Monitorday.com – Ketua Umum Pimpinan Pusat Muhammadiyah, Haedar Nashir, menekankan pentingnya tiga pilar utama untuk mencapai kemajuan suatu bangsa, yaitu sumber daya manusia, pendidikan, dan ekonomi. Haedar menyatakan bahwa ketiga elemen tersebut menjadi fondasi utama bagi kemajuan umat atau bangsa di dunia.
“Setiap umat atau bangsa yang maju pasti memiliki tiga pilar utama: pertama, sumber daya manusia; kedua, pendidikan dengan segala kaitannya; dan ketiga, ekonomi,” ujar Haedar dalam Pengajian Hari Bermuhammadiyah yang digelar di SD Muhammadiyah 5 Kota Samarinda, Kalimantan Timur, Sabtu (22/2). Acara tersebut juga menandai Pembukaan Musyawarah Wilayah Hizbul Wathan Kalimantan Timur dan peresmian beberapa gedung sekolah Muhammadiyah.

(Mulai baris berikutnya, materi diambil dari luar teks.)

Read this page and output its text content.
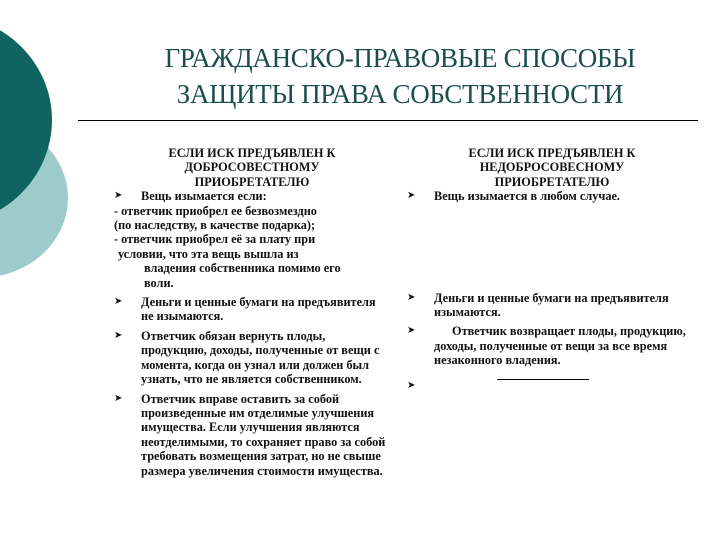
ГРАЖДАНСКО-ПРАВОВЫЕ СПОСОБЫ
ЗАЩИТЫ ПРАВА СОБСТВЕННОСТИ
ЕСЛИ ИСК ПРЕДЪЯВЛЕН К
ДОБРОСОВЕСТНОМУ
ПРИОБРЕТАТЕЛЮ
➤ Вещь изымается если:
- ответчик приобрел ее безвозмездно
(по наследству, в качестве подарка);
- ответчик приобрел её за плату при
условии, что эта вещь вышла из
владения собственника помимо его
воли.
➤ Деньги и ценные бумаги на предъявителя не изымаются.
➤ Ответчик обязан вернуть плоды, продукцию, доходы, полученные от вещи с момента, когда он узнал или должен был узнать, что не является собственником.
➤ Ответчик вправе оставить за собой произведенные им отделимые улучшения имущества. Если улучшения являются неотделимыми, то сохраняет право за собой требовать возмещения затрат, но не свыше размера увеличения стоимости имущества.
ЕСЛИ ИСК ПРЕДЪЯВЛЕН К
НЕДОБРОСОВЕСНОМУ
ПРИОБРЕТАТЕЛЮ
➤ Вещь изымается в любом случае.
➤ Деньги и ценные бумаги на предъявителя изымаются.
➤	Ответчик возвращает плоды, продукцию, доходы, полученные от вещи за все время незаконного владения.
➤
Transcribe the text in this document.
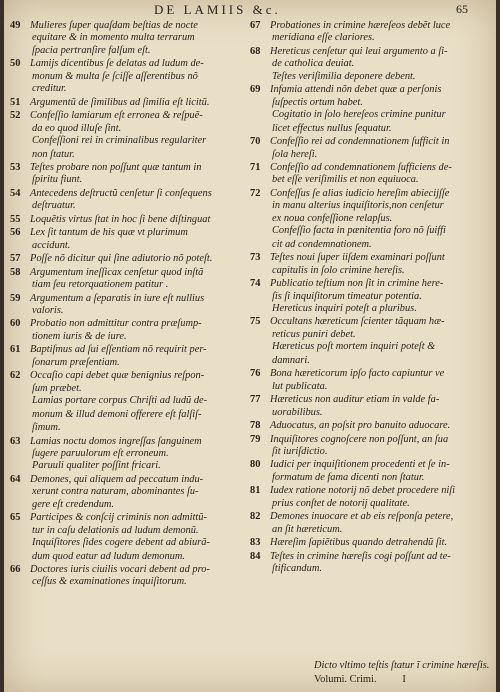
DE LAMIIS &c.	65
49 Mulieres ſuper quaſdam beſtias de nocte
equitare & in momento multa terrarum
ſpacia pertranſire falſum eſt.
50 Lamijs dicentibus ſe delatas ad ludum de-
monum & multa ſe ſciſſe aſſerentibus nõ
creditur.
51 Argumentũ de ſimilibus ad ſimilia eſt licitũ.
52 Confeſſio lamiarum eſt erronea & reſpuẽ-
da eo quod illuſe ſint.
Confeſſioni rei in criminalibus regulariter
non ſtatur.
53 Teſtes probare non poſſunt quæ tantum in
ſpiritu fiunt.
54 Antecedens deſtructũ cenſetur ſi conſequens
deſtruatur.
55 Loquẽtis virtus ſtat in hoc ſi bene diſtinguat
56 Lex ſit tantum de his quæ vt plurimum
accidunt.
57 Poſſe nõ dicitur qui ſine adiutorio nõ poteſt.
58 Argumentum ineſſicax cenſetur quod inſtã
tiam ſeu retorquationem patitur .
59 Argumentum a ſeparatis in iure eſt nullius
valoris.
60 Probatio non admittitur contra præſump-
tionem iuris & de iure.
61 Baptiſmus ad ſui eſſentiam nõ requirit per-
ſonarum præſentiam.
62 Occaſio capi debet quæ benignius reſpon-
ſum præbet.
Lamias portare corpus Chriſti ad ludũ de-
monum & illud demoni offerere eſt falſiſ-
ſimum.
63 Lamias noctu domos ingreſſas ſanguinem
ſugere paruulorum eſt erroneum.
Paruuli qualiter poſſint fricari.
64 Demones, qui aliquem ad peccatum indu-
xerunt contra naturam, abominantes ſu-
gere eſt credendum.
65 Participes & conſcij criminis non admittũ-
tur in caſu delationis ad ludum demonũ.
Inquiſitores ſides cogere debent ad abiurã-
dum quod eatur ad ludum demonum.
66 Doctores iuris ciuilis vocari debent ad pro-
ceſſus & examinationes inquiſitorum.
67 Probationes in crimine hæreſeos debẽt luce
meridiana eſſe clariores.
68 Hereticus cenſetur qui leui argumento a ſi-
de catholica deuiat.
Teſtes veriſimilia deponere debent.
69 Infamia attendi nõn debet quæ a perſonis
ſuſpectis ortum habet.
Cogitatio in ſolo hereſeos crimine punitur
licet effectus nullus ſequatur.
70 Confeſſio rei ad condemnationem ſufficit in
ſola hereſi.
71 Confeſſio ad condemnationem ſufficiens de-
bet eſſe veriſimilis et non equiuoca.
72 Confeſſus ſe alias iudicio hereſim abiecijſſe
in manu alterius inquiſitoris,non cenſetur
ex noua confeſſione relapſus.
Confeſſio facta in pænitentia foro nõ ſuiffi
cit ad condemnationem.
73 Teſtes noui ſuper iiſdem examinari poſſunt
capitulis in ſolo crimine hereſis.
74 Publicatio teſtium non ſit in crimine here-
ſis ſi inquiſitorum timeatur potentia.
Hereticus inquiri poteſt a pluribus.
75 Occultans hæreticum ſcienter tãquam hæ-
reticus puniri debet.
Hæreticus poſt mortem inquiri poteſt &
damnari.
76 Bona hæreticorum ipſo facto capiuntur ve
lut publicata.
77 Hæreticus non auditur etiam in valde fa-
uorabilibus.
78 Aduocatus, an poſsit pro banuito aduocare.
79 Inquiſitores cognoſcere non poſſunt, an ſua
ſit iuriſdictio.
80 Iudici per inquiſitionem procedenti et ſe in-
formatum de fama dicenti non ſtatur.
81 Iudex ratione notorij nõ debet procedere niſi
prius conſtet de notorij qualitate.
82 Demones inuocare et ab eis reſponſa petere,
an ſit hæreticum.
83 Hæreſim ſapiẽtibus quando detrahendũ ſit.
84 Teſtes in crimine hæreſis cogi poſſunt ad te-
ſtificandum.
Dicto vltimo teſtis ſtatur ĩ crimine hæreſis.
Volumi. Crimi.          I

Haedar melanjutkan, sejumlah negara ASEAN seperti Singapura, Malaysia, Thailand, Vietnam, dan Kamboja saat ini memiliki Human Development Index (HDI) yang jauh lebih tinggi dibandingkan Indonesia.
Meskipun Indonesia mengalami kemajuan, namun HDI negara-negara tersebut masih berada di atas kita. “Angka HDI kita memang naik, tapi dibandingkan dengan lima negara ASEAN, Indonesia masih di bawah, bahkan Singapura sudah menjadi negara maju,” ungkap Haedar.
Ia menilai, untuk membangun peradaban yang lebih maju, Indonesia harus memperkuat ketiga pilar tersebut: sumber daya manusia, pendidikan, dan ekonomi. Menurut Haedar, apabila ketiganya kuat, sektor politik juga akan turut kuat. Sebaliknya, jika ketiganya lemah, politik negara akan turut terpengaruh.
Haedar juga mengkritisi perkembangan pendidikan umat Islam di Indonesia yang masih tertinggal meskipun semangat untuk melaksanakan ibadah haji dan umrah begitu tinggi, terutama di kalangan generasi muda.
“Semangat berumrah dan berhaji luar biasa, namun di bidang pendidikan, umat Islam masih tertinggal. Ini terlihat jelas dari angka HDI kita yang masih di bawah lima negara ASEAN,” tegas Haedar.
Selain itu, Haedar mengungkapkan kekhawatirannya mengenai rendahnya angka IQ orang Indonesia yang berada di angka 78,49, sejajar dengan Timor Leste dan Papua Nugini.
Menurutnya, angka IQ yang rendah seringkali terkait dengan kekurangan gizi, yang pada akhirnya berdampak pada masa depan bangsa.
“Jika IQ kita rendah, kita tidak akan bisa berbuat banyak untuk masa depan,” tutupnya.